Date: February 10, 2013

Facts: TICKET TO HEAVEN

Your client a pastor has not filed tax returns for 2010, 2009, 2008, 2007, 2006, 2005, and 2004. He is married. Their combined income is follows:

| |Wife |Pastor |Parsonage Allowance |
|2004 |15500 |22000 |8500 |
|2005 |16000 |24000 |8700 |
|2006 |16500 |26000 |9500 |
|2007 |16500 |30000 |12000 |
|2008 |20100 |35000 |18000 |
|2009 |25000 |38500 |24000 |
|2010 |26500 |42000 |30000 |

Pastor built his own home in 2008 and there was no mortgage on the house.

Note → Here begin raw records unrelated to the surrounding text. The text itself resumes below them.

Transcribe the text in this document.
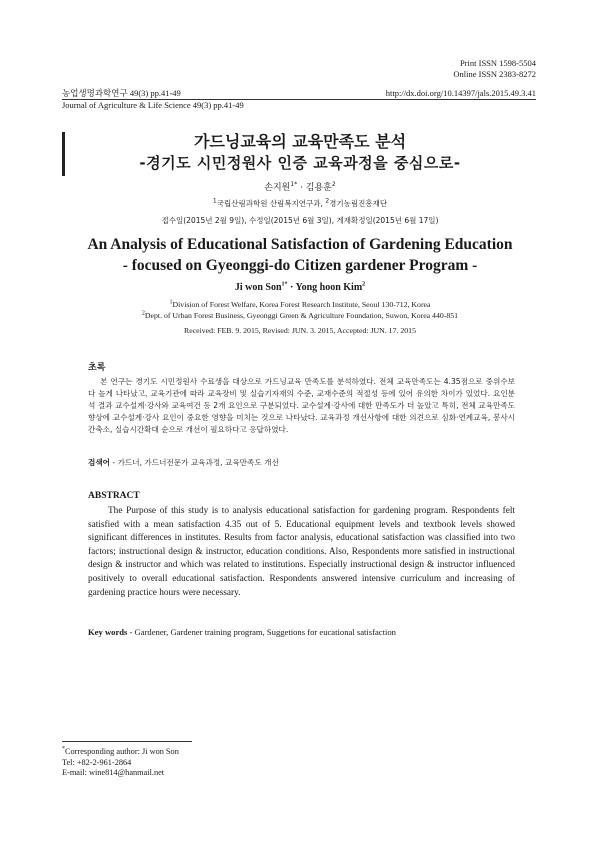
Print ISSN 1598-5504
Online ISSN 2383-8272
농업생명과학연구 49(3) pp.41-49	http://dx.doi.org/10.14397/jals.2015.49.3.41
Journal of Agriculture & Life Science 49(3) pp.41-49
가드닝교육의 교육만족도 분석
-경기도 시민정원사 인증 교육과정을 중심으로-
손지원$^{1*}$ · 김용훈$^2$
$^1$국립산림과학원 산림복지연구과, $^2$경기농림진흥재단
접수일(2015년 2월 9일), 수정일(2015년 6월 3일), 게재확정일(2015년 6월 17일)
An Analysis of Educational Satisfaction of Gardening Education
- focused on Gyeonggi-do Citizen gardener Program -
Ji won Son$^{1*}$ · Yong hoon Kim$^2$
$^1$Division of Forest Welfare, Korea Forest Research Institute, Seoul 130-712, Korea
$^2$Dept. of Urban Forest Business, Gyeonggi Green & Agriculture Foundation, Suwon, Korea 440-851
Received: FEB. 9. 2015, Revised: JUN. 3. 2015, Accepted: JUN. 17. 2015
초록
본 연구는 경기도 시민정원사 수료생을 대상으로 가드닝교육 만족도를 분석하였다. 전체 교육만족도는 4.35점으로 중위수보다 높게 나타났고, 교육기관에 따라 교육장비 및 실습기자재의 수준, 교재수준의 적절성 등에 있어 유의한 차이가 있었다. 요인분석 결과 교수설계·강사와 교육여건 등 2개 요인으로 구분되었다. 교수설계·강사에 대한 만족도가 더 높았고 특히, 전체 교육만족도 향상에 교수설계·강사 요인이 중요한 영향을 미치는 것으로 나타났다. 교육과정 개선사항에 대한 의견으로 심화·연계교육, 봉사시간축소, 실습시간확대 순으로 개선이 필요하다고 응답하였다.
검색어 - 가드너, 가드너전문가 교육과정, 교육만족도 개선
ABSTRACT
The Purpose of this study is to analysis educational satisfaction for gardening program. Respondents felt satisfied with a mean satisfaction 4.35 out of 5. Educational equipment levels and textbook levels showed significant differences in institutes. Results from factor analysis, educational satisfaction was classified into two factors; instructional design & instructor, education conditions. Also, Respondents more satisfied in instructional design & instructor and which was related to institutions. Especially instructional design & instructor influenced positively to overall educational satisfaction. Respondents answered intensive curriculum and increasing of gardening practice hours were necessary.
Key words - Gardener, Gardener training program, Suggetions for eucational satisfaction
*Corresponding author: Ji won Son
Tel: +82-2-961-2864
E-mail: wine814@hanmail.net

He has promised you that if make him clean with the IRS, he will guarantee you a place in heaven.

Law and Analysis:

Publication 517
Social Security and Other Information for Members of the Clergy and Religious Workers

Ministerial Services
Ministerial service, in general, is the service you perform in the exercise of your ministry, in the exercise of your duties as required by your religious order, or in the exercise of your profession as a Christian Science practitioner or reader. Income you receive for performing ministerial services is subject to SE tax unless you have an exemption as explained later. Even if you have an exemption, only the income you receive for performing ministerial services is exempt. The exemption does not apply to any other income.
The following discussions provide more detailed information on ministerial services of ministers, members of a religious order, and Christian Science practitioners and readers.

Ministers
Most services you perform as a minister, priest, rabbi, etc., are ministerial services. These services include: • Performing sacerdotal functions, • Conducting religious worship, and • Controlling, conducting, and maintaining religious organizations (including the religious boards, societies, and other integral agencies of such organizations) that are under the authority of a religious body that is a church or denomination.
You are considered to control, conduct, and maintain a religious organization if you direct, manage, or promote the organization's activities.
A religious organization is under the authority of a religious body that is a church or denomination if it is organized for and dedicated to carrying out the principles of a faith according to the requirements governing the creation of institutions of the faith.

Common-law employee Under common law rules, you are considered either an employee or a self-employed person. Generally, you are an employee if you perform services for someone who has the legal right to control both what you do and how you do it, even if you have considerable discretion and freedom of action. For more information about the common law rules, see Publication 15A, Employer's Supplemental Tax Guide.
If you are employed by a congregation for a salary, you are generally a common law employee and income from the exercise of your ministry is considered wages for income tax purposes. However, amounts received directly from members of the congregation, such as fees for performing marriages, baptisms, or other personal services are not considered wages; such amounts are self-employment income for both income tax purposes and social security tax purposes.
Example- A church hires and pays you a salary to perform ministerial services subject to its control. Under the common law rules, you are an employee of the church while performing those services.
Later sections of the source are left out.